Ya didn't answer the question troll

How'd yer words taste http://it.slashdot.org/comments.pl?sid=3417867&cid=42756893 since you had to 'eat them', troll?

Your point's what? That you're a fool that had to eat his words?? You made your point in having to eat your words in that link above, hahahaha.

You avoid answering how your words tasted too. Gosh, why's that, troll? We know why, rotflmao.

Additionally, your post history shows you stalked apk for weeks, and you have the nerve to deny that???

LMAO. You are stupid, aren't you???? Your own bs gives you away from your post history!

Re:Ya didn't answer the question troll

[Sardaukar86]

Hahhahahahahahaa keep making my argument for me, you sad old manchild.

Re:Ya didn't answer the question troll

Ya made his point n' ended up eatin yer words here http://it.slashdot.org/comments.pl?sid=3417867&cid=42756893 versus 250 other slashdotters' contrary opinions to yers. Ya failed: Accept it. Yer post history shows yer profanity laden replies in geek angst retaliation, but with ya also strangely avoiding telling us how yer words tasted (lol) since ya had to eat them, as well as yer stalking apk for weeks here also which yer post history shows too, albeit to no avail, since you had to eat your words. Ya fail troll, reverting to all you understand how to do: Toss more names in effete retaliation for your own fail. Illogical and invalid as usual on your part.

Re:Ya didn't answer the question troll

[Sardaukar86]

Blah blah blah, obvious APK post is obvious, blah blah blah.

skype is listening

[peawormsworth]

Skype is an eavesdropping service. Im sure all users of it should know that. So what if the FSB can listen in. The bigger news is that Microsoft is tapping all your Skype calls... all the time. The encryption option has nothing to do with Microsofts ability to record everything. And why shouldnt they? Its a great way to build a valuable database of our most private moments. Skype is not regulated by telephone privacy protections laws the way a regular phone provider is. This is why some countries in the EU are trying to force Skype to register as a telephone service... to protect the people (somewhat). Clearly, if your using skype and assuming that there is any level of privacy like you get from regular telephones... you have not read the EULA and terms of service. Or not even bothered to read about the company on wikipedia.

ZRTP

[DrYak]

Like jingle or SIP with encyption and it's wide adoption. Not that it's happening anytime soon, but a man can dream...

Jingle and SIP with encryption is called ZRTP (it's just adding an encryption layer over the usual RTP channels used for voice/video chat). And is already supported in several software out-of-the-box (like Jitsi which if often talked about here. But also Twinkle, and others).
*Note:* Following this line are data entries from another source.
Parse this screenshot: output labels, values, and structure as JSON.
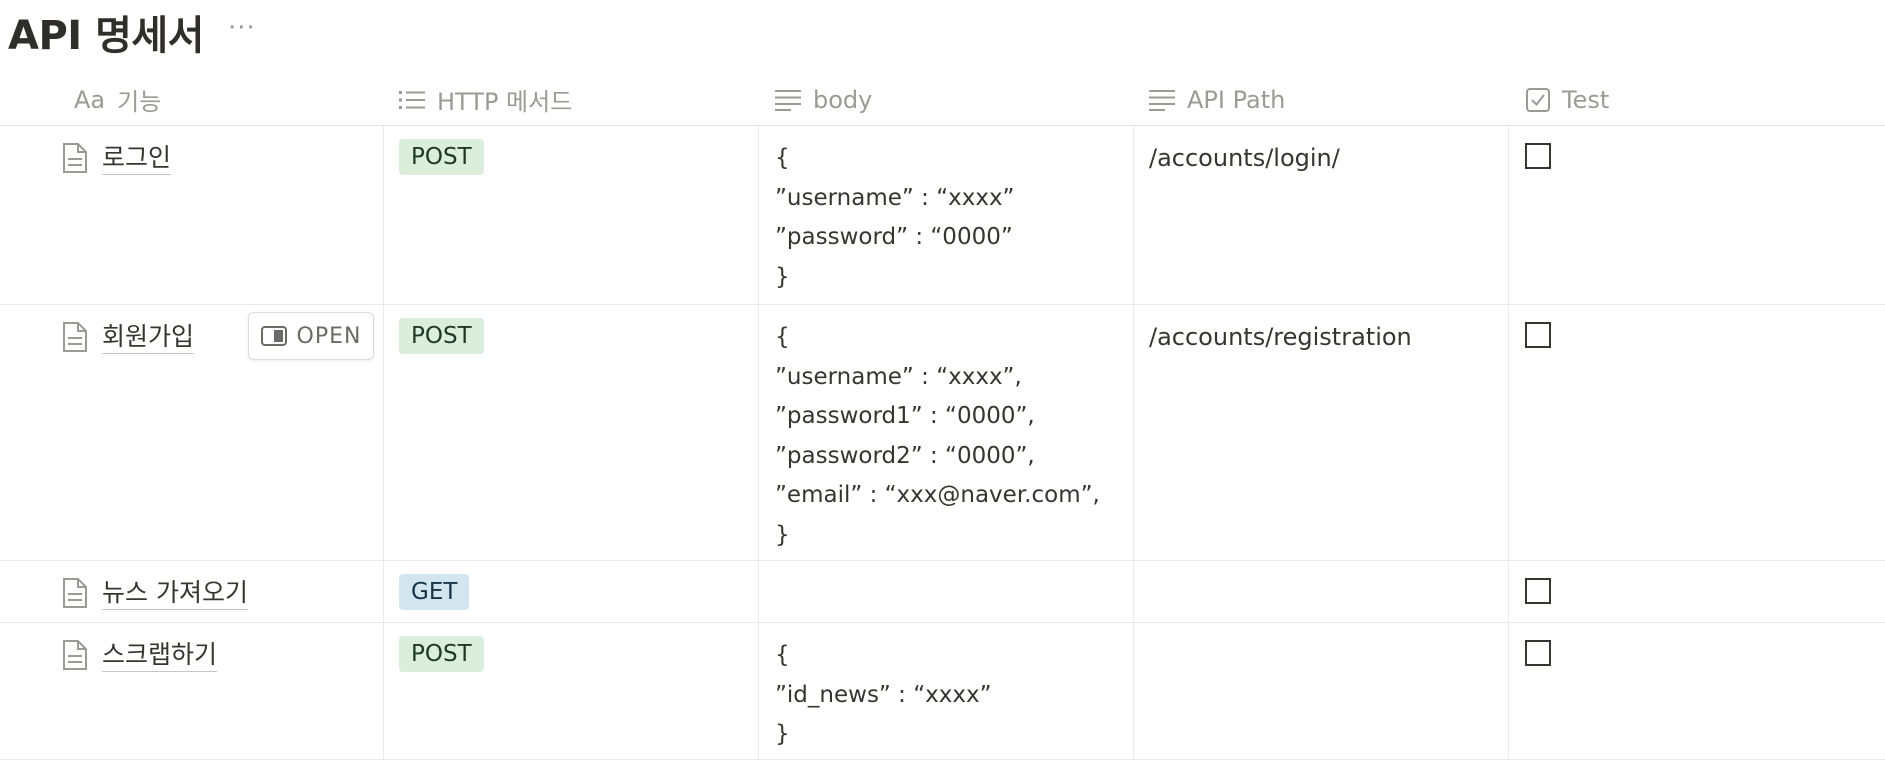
{
  "page": {
    "title": "API 명세서",
    "more_label": "···"
  },
  "columns": [
    {
      "label": "기능",
      "icon": "title-aa-icon",
      "icon_text": "Aa"
    },
    {
      "label": "HTTP 메서드",
      "icon": "list-icon"
    },
    {
      "label": "body",
      "icon": "text-lines-icon"
    },
    {
      "label": "API Path",
      "icon": "text-lines-icon"
    },
    {
      "label": "Test",
      "icon": "checkbox-icon"
    }
  ],
  "rows": [
    {
      "name": "로그인",
      "method": "POST",
      "body": "{\n”username” : “xxxx”\n”password” : “0000”\n}",
      "path": "/accounts/login/",
      "test": false
    },
    {
      "name": "회원가입",
      "open_label": "OPEN",
      "method": "POST",
      "body": "{\n”username” : “xxxx”,\n”password1” : “0000”,\n”password2” : “0000”,\n”email” : “xxx@naver.com”,\n}",
      "path": "/accounts/registration",
      "test": false
    },
    {
      "name": "뉴스 가져오기",
      "method": "GET",
      "body": "",
      "path": "",
      "test": false
    },
    {
      "name": "스크랩하기",
      "method": "POST",
      "body": "{\n”id_news” : “xxxx”\n}",
      "path": "",
      "test": false
    }
  ],
  "colors": {
    "post_tag_bg": "#dbeddb",
    "get_tag_bg": "#d3e5ef",
    "text": "#37352f",
    "muted": "#9b9a97"
  }
}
For message, you have Off-The-Record, which works above almost any messaging channel. It's also supported by serveral software package out-of-the-box (Jitsi again, or Adium) or with a plugin (Pidgin).
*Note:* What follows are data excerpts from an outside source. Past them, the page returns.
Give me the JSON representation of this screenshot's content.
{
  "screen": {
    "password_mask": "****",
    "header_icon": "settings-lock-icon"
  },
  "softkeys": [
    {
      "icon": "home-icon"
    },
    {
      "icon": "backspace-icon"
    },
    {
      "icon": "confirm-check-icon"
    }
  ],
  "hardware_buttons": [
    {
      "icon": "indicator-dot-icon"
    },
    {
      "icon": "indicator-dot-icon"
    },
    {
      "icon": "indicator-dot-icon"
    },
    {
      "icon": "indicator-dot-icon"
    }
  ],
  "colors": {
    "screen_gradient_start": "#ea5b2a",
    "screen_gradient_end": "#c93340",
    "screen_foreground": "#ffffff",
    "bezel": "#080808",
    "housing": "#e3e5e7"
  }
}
These are technologies which exist RIGHT NOW, that you can START USING TODAY, and using your EXISTING XMPP and SIP accounts.
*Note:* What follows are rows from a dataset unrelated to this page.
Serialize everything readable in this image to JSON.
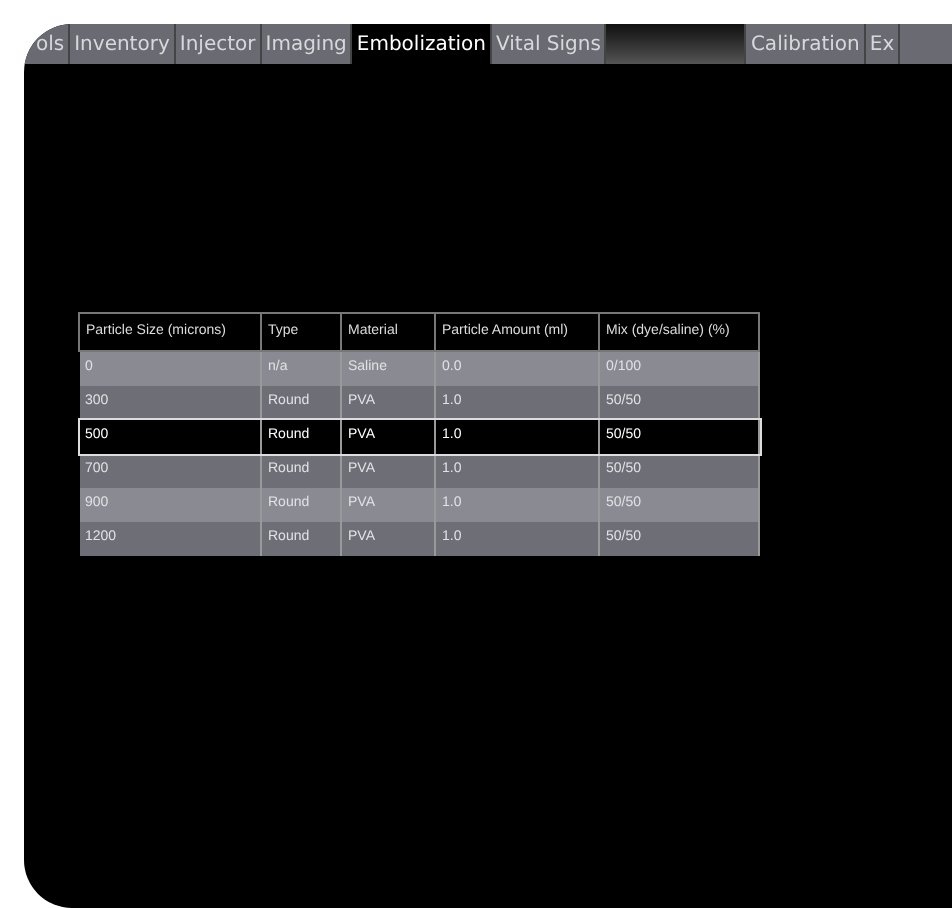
{
  "tabs": [
    {
      "kind": "tab",
      "label": "ols",
      "selected": false
    },
    {
      "kind": "tab",
      "label": "Inventory",
      "selected": false
    },
    {
      "kind": "tab",
      "label": "Injector",
      "selected": false
    },
    {
      "kind": "tab",
      "label": "Imaging",
      "selected": false
    },
    {
      "kind": "tab",
      "label": "Embolization",
      "selected": true
    },
    {
      "kind": "tab",
      "label": "Vital Signs",
      "selected": false
    },
    {
      "kind": "blank",
      "selected": false
    },
    {
      "kind": "tab",
      "label": "Calibration",
      "selected": false
    },
    {
      "kind": "tab",
      "label": "Ex",
      "selected": false
    }
  ],
  "table": {
    "columns": [
      "Particle Size (microns)",
      "Type",
      "Material",
      "Particle Amount (ml)",
      "Mix (dye/saline) (%)"
    ],
    "rows": [
      {
        "cells": [
          "0",
          "n/a",
          "Saline",
          "0.0",
          "0/100"
        ],
        "selected": false
      },
      {
        "cells": [
          "300",
          "Round",
          "PVA",
          "1.0",
          "50/50"
        ],
        "selected": false
      },
      {
        "cells": [
          "500",
          "Round",
          "PVA",
          "1.0",
          "50/50"
        ],
        "selected": true
      },
      {
        "cells": [
          "700",
          "Round",
          "PVA",
          "1.0",
          "50/50"
        ],
        "selected": false
      },
      {
        "cells": [
          "900",
          "Round",
          "PVA",
          "1.0",
          "50/50"
        ],
        "selected": false
      },
      {
        "cells": [
          "1200",
          "Round",
          "PVA",
          "1.0",
          "50/50"
        ],
        "selected": false
      }
    ]
  }
}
(Well, for obvious reason ZRTP is useless with SIP-to-PTSN gateways as the encryption last only to the gateway, not to the end-point.
And ZRTP is useless with Facebook's XMPP gateway, as they don't support Jingle video/voice chat, but use a Skype plugin instead. But you can still use OTR: both endpoint will be able to chat to each other, while the thing which ends in facebooks servers looks like encrypter crap.
But for anything else it's already doable).

Not FUD, in EULA

[DrYak]

Micro$soft may be providing backdoors now but prior? No way. This is FUD by the Russians.

That's not FUD. Skype's EULA has been clear about it since even before being acquired by Microsoft.
(Or at least it was back when I looked at it)

They will comply with local legal requirement, including investigation assisting.

For me that sounds that back-doors have always been a possibility should they be legally required to include them.